The Federal Ministry of Environment has initiated informal meetings with key stakeholders, including the Special Adviser in charge of Amnesty programme to ensure consideration and inclusiveness. Other stakeholders consulted include the traditional rulers in Ogoniland, international oil companies, state government and security agencies.

The consultation, according to the minister, will bring on board Memorandum of Understanding (MoU) that will provide a guarantee that clean-up areas will not be re-polluted. Also, modalities have been put in place for the pre-launch, launch and post launch for the successful implementation of the report, and awaiting final approval of the Federal Executive Council (FEC).

The minister explained that emergency measures for ensuring community access to potable drinking water, development of community engagement and communication plan as well as dispute resolution mechanism will be ensured.

“Preliminary activities will also commence on the establishment of the Integrated Contaminated Soil Management Centre. In the implementation of these plans and programmes, the government will ensure that the solution to our environmental challenges will provide tangible benefits to the people including employment of provision of basic services.”
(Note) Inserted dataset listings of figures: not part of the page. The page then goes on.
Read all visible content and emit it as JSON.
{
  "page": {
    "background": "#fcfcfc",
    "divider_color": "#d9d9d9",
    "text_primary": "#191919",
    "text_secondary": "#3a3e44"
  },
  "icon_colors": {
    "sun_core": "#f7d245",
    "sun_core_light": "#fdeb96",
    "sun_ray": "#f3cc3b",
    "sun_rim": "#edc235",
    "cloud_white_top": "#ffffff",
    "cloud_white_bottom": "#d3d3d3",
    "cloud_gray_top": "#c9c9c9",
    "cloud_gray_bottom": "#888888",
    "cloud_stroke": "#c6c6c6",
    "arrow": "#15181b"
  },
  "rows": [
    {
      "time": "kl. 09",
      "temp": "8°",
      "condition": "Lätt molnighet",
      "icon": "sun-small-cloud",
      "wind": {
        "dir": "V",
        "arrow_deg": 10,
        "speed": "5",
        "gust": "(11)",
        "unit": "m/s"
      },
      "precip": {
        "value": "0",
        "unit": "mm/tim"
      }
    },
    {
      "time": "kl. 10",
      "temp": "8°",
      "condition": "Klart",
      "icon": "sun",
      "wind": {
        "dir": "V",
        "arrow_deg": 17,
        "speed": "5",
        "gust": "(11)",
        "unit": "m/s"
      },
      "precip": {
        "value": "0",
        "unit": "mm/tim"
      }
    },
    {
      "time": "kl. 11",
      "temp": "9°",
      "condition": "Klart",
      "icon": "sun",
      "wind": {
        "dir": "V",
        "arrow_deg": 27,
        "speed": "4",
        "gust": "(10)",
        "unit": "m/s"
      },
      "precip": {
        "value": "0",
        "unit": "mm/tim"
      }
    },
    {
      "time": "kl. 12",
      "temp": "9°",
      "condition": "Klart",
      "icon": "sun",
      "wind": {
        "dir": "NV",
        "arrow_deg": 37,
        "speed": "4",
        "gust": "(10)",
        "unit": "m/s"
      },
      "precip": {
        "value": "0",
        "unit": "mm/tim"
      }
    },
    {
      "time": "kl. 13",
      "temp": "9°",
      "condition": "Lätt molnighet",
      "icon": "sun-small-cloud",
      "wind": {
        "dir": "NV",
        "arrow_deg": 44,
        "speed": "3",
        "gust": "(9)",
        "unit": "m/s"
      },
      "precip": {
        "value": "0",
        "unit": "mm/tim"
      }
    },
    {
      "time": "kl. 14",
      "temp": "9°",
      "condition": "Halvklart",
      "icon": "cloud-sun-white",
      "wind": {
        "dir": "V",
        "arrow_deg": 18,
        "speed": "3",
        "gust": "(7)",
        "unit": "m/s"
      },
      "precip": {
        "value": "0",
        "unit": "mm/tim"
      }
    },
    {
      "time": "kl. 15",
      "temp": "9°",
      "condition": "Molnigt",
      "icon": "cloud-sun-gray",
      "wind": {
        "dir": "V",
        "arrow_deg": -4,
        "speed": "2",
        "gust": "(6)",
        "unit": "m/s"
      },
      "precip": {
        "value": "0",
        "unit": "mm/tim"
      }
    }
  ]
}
The federal government, through Muhammed assured a cross section of Ogoni people including women and youths, who gathered at the Peace and Freedom Hall in Bori-Ogoni, that government intends to use the clean-up to jump start a sustainable livelihood agenda for the Niger Delta that is less dependent on oil.

Plea for Peace

Muhammed, while soliciting support and cooperation of stakeholders towards the implementation, urged all groups within the Ogoni communities to embrace peace. According to the minister, without an atmosphere of peace, there wouldn’t be a meaningful development and respect for human rights.

“We underscore and plead that peace should be the watchword for everybody, peace is going to be key, the environment needs to unite. The environment does not belong to any one group than the other, without peace, there cannot be development and respect for human rights. We plead for cooperation in the clean-up of soil, water and air of Ogoni.”